Our insurance research analyst recently met a number of insurance companies at an industry conference where most suggested that they had seen no trend changes in lapse rates. Unlike in the banking sector, where deposit transfers are quick and easy, there are various hurdles in place that prevent a large increase in insurance policy lapses. These include various penalties such as surrender fees and the loss of bonuses at a policy’s maturity. Other things to note include loss of protection/coverage and, most importantly, insurance policies are considered to be long term in nature. Despite these, we will continue to monitor lapse risk. Insurers also hold liquidity buffers to cover stress scenarios, including a potential increase in surrenders, and have undrawn emergency liquidity facilities. Under Solvency II and equivalent capital regimes, insurers must also hold sufficient capital against lapse risk to cover losses (including investment losses) in a 1-in-200 year event. In our view, the resulting long-duration liabilities make the relevance of unrealized losses on hold-to-maturity assets much less relevant to insurers. Moreover, insurers are typically cash rich as they receive premiums before paying claims, which also limits a need to sell assets.

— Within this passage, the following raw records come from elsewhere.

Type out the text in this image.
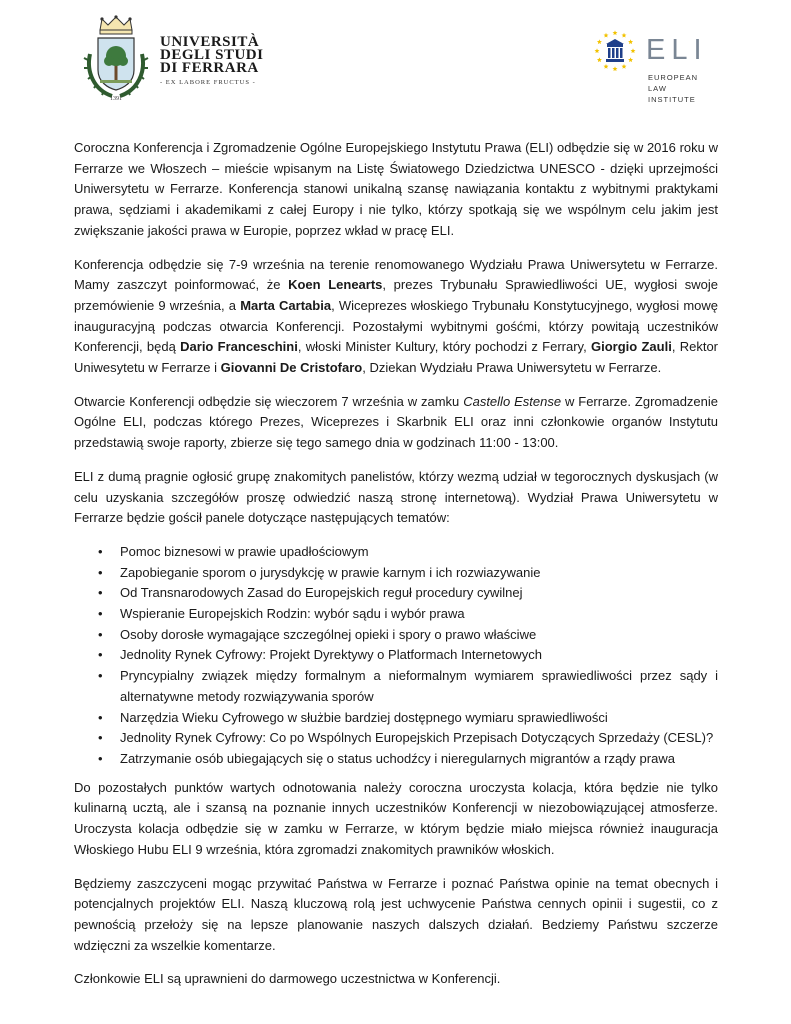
1391
UNIVERSITÀ
DEGLI STUDI
DI FERRARA
- EX LABORE FRUCTUS -
ELI
EUROPEAN
LAW
INSTITUTE

Coroczna Konferencja i Zgromadzenie Ogólne Europejskiego Instytutu Prawa (ELI) odbędzie się w 2016 roku w Ferrarze we Włoszech – mieście wpisanym na Listę Światowego Dziedzictwa UNESCO - dzięki uprzejmości Uniwersytetu w Ferrarze. Konferencja stanowi unikalną szansę nawiązania kontaktu z wybitnymi praktykami prawa, sędziami i akademikami z całej Europy i nie tylko, którzy spotkają się we wspólnym celu jakim jest zwiększanie jakości prawa w Europie, poprzez wkład w pracę ELI.

Konferencja odbędzie się 7-9 września na terenie renomowanego Wydziału Prawa Uniwersytetu w Ferrarze. Mamy zaszczyt poinformować, że Koen Lenearts, prezes Trybunału Sprawiedliwości UE, wygłosi swoje przemówienie 9 września, a Marta Cartabia, Wiceprezes włoskiego Trybunału Konstytucyjnego, wygłosi mowę inauguracyjną podczas otwarcia Konferencji. Pozostałymi wybitnymi gośćmi, którzy powitają uczestników Konferencji, będą Dario Franceschini, włoski Minister Kultury, który pochodzi z Ferrary, Giorgio Zauli, Rektor Uniwesytetu w Ferrarze i Giovanni De Cristofaro, Dziekan Wydziału Prawa Uniwersytetu w Ferrarze.

Otwarcie Konferencji odbędzie się wieczorem 7 września w zamku Castello Estense w Ferrarze. Zgromadzenie Ogólne ELI, podczas którego Prezes, Wiceprezes i Skarbnik ELI oraz inni członkowie organów Instytutu przedstawią swoje raporty, zbierze się tego samego dnia w godzinach 11:00 - 13:00.

ELI z dumą pragnie ogłosić grupę znakomitych panelistów, którzy wezmą udział w tegorocznych dyskusjach (w celu uzyskania szczegółów proszę odwiedzić naszą stronę internetową). Wydział Prawa Uniwersytetu w Ferrarze będzie gościł panele dotyczące następujących tematów:

• Pomoc biznesowi w prawie upadłościowym
• Zapobieganie sporom o jurysdykcję w prawie karnym i ich rozwiazywanie
• Od Transnarodowych Zasad do Europejskich reguł procedury cywilnej
• Wspieranie Europejskich Rodzin: wybór sądu i wybór prawa
• Osoby dorosłe wymagające szczególnej opieki i spory o prawo właściwe
• Jednolity Rynek Cyfrowy: Projekt Dyrektywy o Platformach Internetowych
• Pryncypialny związek między formalnym a nieformalnym wymiarem sprawiedliwości przez sądy i alternatywne metody rozwiązywania sporów
• Narzędzia Wieku Cyfrowego w służbie bardziej dostępnego wymiaru sprawiedliwości
• Jednolity Rynek Cyfrowy: Co po Wspólnych Europejskich Przepisach Dotyczących Sprzedaży (CESL)?
• Zatrzymanie osób ubiegających się o status uchodźcy i nieregularnych migrantów a rządy prawa

Do pozostałych punktów wartych odnotowania należy coroczna uroczysta kolacja, która będzie nie tylko kulinarną ucztą, ale i szansą na poznanie innych uczestników Konferencji w niezobowiązującej atmosferze. Uroczysta kolacja odbędzie się w zamku w Ferrarze, w którym będzie miało miejsca również inauguracja Włoskiego Hubu ELI 9 września, która zgromadzi znakomitych prawników włoskich.

Będziemy zaszczyceni mogąc przywitać Państwa w Ferrarze i poznać Państwa opinie na temat obecnych i potencjalnych projektów ELI. Naszą kluczową rolą jest uchwycenie Państwa cennych opinii i sugestii, co z pewnością przełoży się na lepsze planowanie naszych dalszych działań. Bedziemy Państwu szczerze wdzięczni za wszelkie komentarze.

Członkowie ELI są uprawnieni do darmowego uczestnictwa w Konferencji.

Insurers’ balance sheet fundamentals are currently robust with higher asset quality in investment portfolios, which are well place to withstand an impending slowdown in economic growth.
Asian insurers
Similar to other insurers, Asian insurers have been focused on adjusting their portfolios to de-risk from certain issuers in the banking sector, notably the regional banking sector, and re-allocate elsewhere when possible. Liquidity has proven to be challenging, but we have supported realizing some losses to exit these positions where appropriate and possible. In particular, we’ve spent time digging into the held-to-maturity portfolios, where sales are more difficult to approve, and identified a short list of credits that we feel warrant more flexibility to trade. Working with our clients ahead of any future market uncertainty will help protect against downside returns.
Aside from the efforts to de-risk, we are now moving toward the stance in positioning end-of-cycle trades. The last two weeks appear to have signaled a regime shift in central banks. While most central banks still hiked at their March meetings, we expect them to tread cautiously going froward as credit conditions tighten even further and more cracks in the economy emerge. With the regime shift, markets have begun to price in recession and abandon the hope of a soft landing. As mentioned earlier, we believe this is just the beginning of a series of events that will drive us into recession. In preparation, we will continue to stress test and monitor portfolios with the assumption that volatility will persist and more economic weaknesses will arise. Having expected recession as our base case for the second quarter in a row, we feel our portfolios are well equipped to withstand the volatility that lies ahead.